Relembrando Juscelino

O produtor Fábio Chateaubriand Borba conversou com a Revista Mackenzie sobre o trabalho realizado pela TV Cultura. Segundo ele, o documentário veio para ajudar a corrigir o desconhecimento do brasileiro a respeito dessa importante figura histórica. A série retrata toda a sua trajetória de vida, desde a infância humilde em Diamantina (MG) até a chegada ao posto máximo da nação.

Fábio Chateaubriand Borba, autor e diretor executivo da minissérie “JK, o reinventor do Brasil”.

Nadja Kouchi

“O objetivo da série é retratar um capítulo de nossa história ainda pouco conhecida, quando o Brasil decide interiorizar suas decisões e transfere a capital do Rio de Janeiro para o centro do país, no Cerrado”, define. O projeto de transferência era antigo, remontando ao reinado de Dom Pedro II, mas até então não tinha sido levado adiante. Em sua gestão, JK tirou a poeira do projeto e o levou em frente. Enfrentou uma oposição ferrenha e conquistou o apoio deles. Os arquitetos Lúcio Costa e Oscar Niemeyer foram responsáveis pelo projeto de Brasília, do traçado urbanístico aos prédios públicos e residenciais, as superquadras. Assim, o Brasil colocou a arquitetura moderna em destaque, chamando a atenção do mundo para a obra de engenharia e política que o país realizava. Milhares de operários vindos de diversas regiões brasileiras foram ao Centro-Oeste para trabalhar na construção da nova cidade, inaugurada em abril de 1960. “A série mostra a saga da construção de Brasília e todo o empenho do presidente JK, que abraçou essa causa como pessoal, enfrentando desafios pessoais, políticos, sociais e de conjuntura econômica”, explica o produtor.

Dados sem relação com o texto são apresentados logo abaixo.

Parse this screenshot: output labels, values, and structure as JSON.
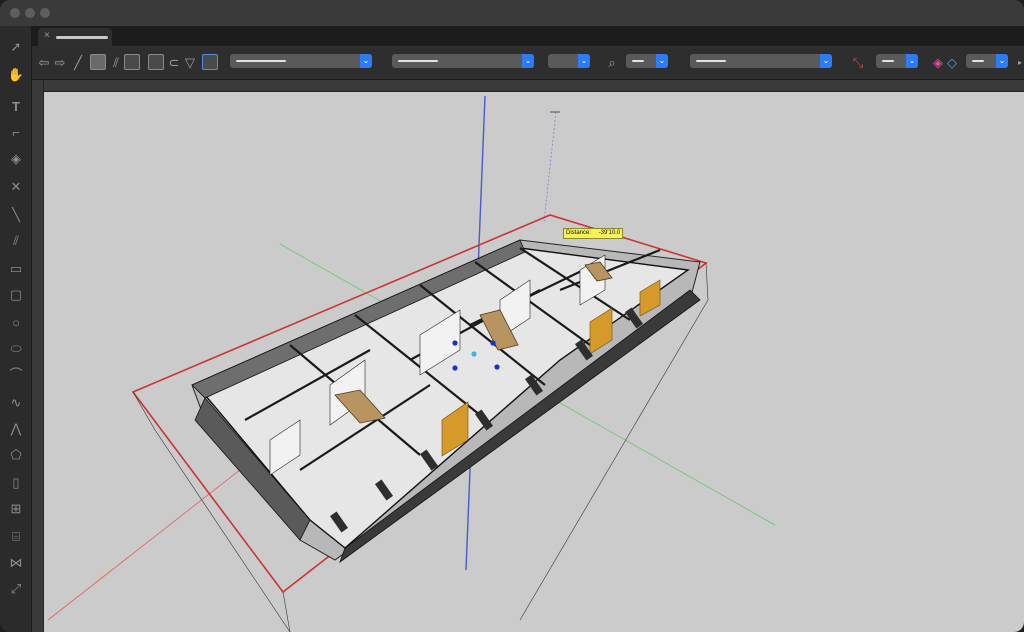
{
  "window": {
    "traffic_lights": [
      "close",
      "minimize",
      "zoom"
    ]
  },
  "tab": {
    "close_glyph": "×"
  },
  "toolbar": {
    "icons": [
      "arrow-left-icon",
      "arrow-right-icon",
      "pen-icon",
      "line-tool-icon",
      "double-line-icon",
      "mountain-icon",
      "rect-fill-icon",
      "lasso-icon",
      "polygon-select-icon",
      "grid-select-icon",
      "search-icon",
      "axis-icon",
      "layers-icon"
    ],
    "accent_color": "#2f7bf5"
  },
  "sidebar": {
    "tools": [
      "selection-arrow-icon",
      "pan-hand-icon",
      "text-tool-icon",
      "callout-icon",
      "fill-bucket-icon",
      "x-icon",
      "line-icon",
      "double-line-icon",
      "rectangle-icon",
      "rounded-rectangle-icon",
      "circle-icon",
      "oval-icon",
      "arc-icon",
      "freehand-icon",
      "polyline-icon",
      "polygon-icon",
      "door-icon",
      "window-icon",
      "stair-icon",
      "wall-tool-icon",
      "dimension-icon"
    ]
  },
  "canvas": {
    "background": "#cbcbcb",
    "tooltip": {
      "label": "Distance:",
      "value": "-39'10.0"
    }
  }
}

A série documental também aborda outras passagens sensíveis da gestão JK, inclusive a tentativa de golpe antes de sua posse. O suicídio de Getúlio Vargas em 1954 intensificara uma crise política que opunha à União Democrática Nacional (UDN), liberal, a políticos do espectro nacional desenvolvimentista, ligados a Vargas. A chapa que lançou Juscelino como candidato à presidência e João Goulart como vice saiu vencedora da eleição de 1955, derrotando Juarez Távora, que concorria pela UDN, e os candidatos Adhemar de Barros e Plínio Salgado. A oposição reivindicou que a vitória não era válida e tramou um golpe para impedir a chapa de assumir a presidência. A articulação não deu certo, e um contragolpe garantiu o cumprimento do resultado das urnas. “JK foi muito habilidoso em driblar os desafios, desde a tentativa de golpe até a oposição, que concordou com a construção de Brasília mas acreditava que aquele projeto arruinaria o presidente. O que ocorreu foi que ele deixou um Brasil preparado para o futuro”, observa Borba.

Pesquisa iconográfica inédita

A equipe da TV Cultura levou meses realizando entrevistas e consultando arquivos a fim de reunir as informações necessárias para contar essa história. O historiador Ronaldo Costa Couto, biógrafo de Juscelino Kubitschek, foi consultor da série. Mais de trinta pessoas que conviveram com o ex-presidente e sua família foram entrevistadas. Filmes de arquivos foram utilizados para ajudar a compor a história do governo JK e da construção da capital federal. Algumas instituições parceiras da produção são o Arquivo Nacional, Arquivo Público do Estado de São Paulo, Instituto Moreira Salles, Arquivo Público do Distrito Federal, Pontifícia Universidade Católica de Goiás e o Arquivo Jean Manzon, cineasta francês que registrou parte importante da rotina de JK e da construção de Brasília.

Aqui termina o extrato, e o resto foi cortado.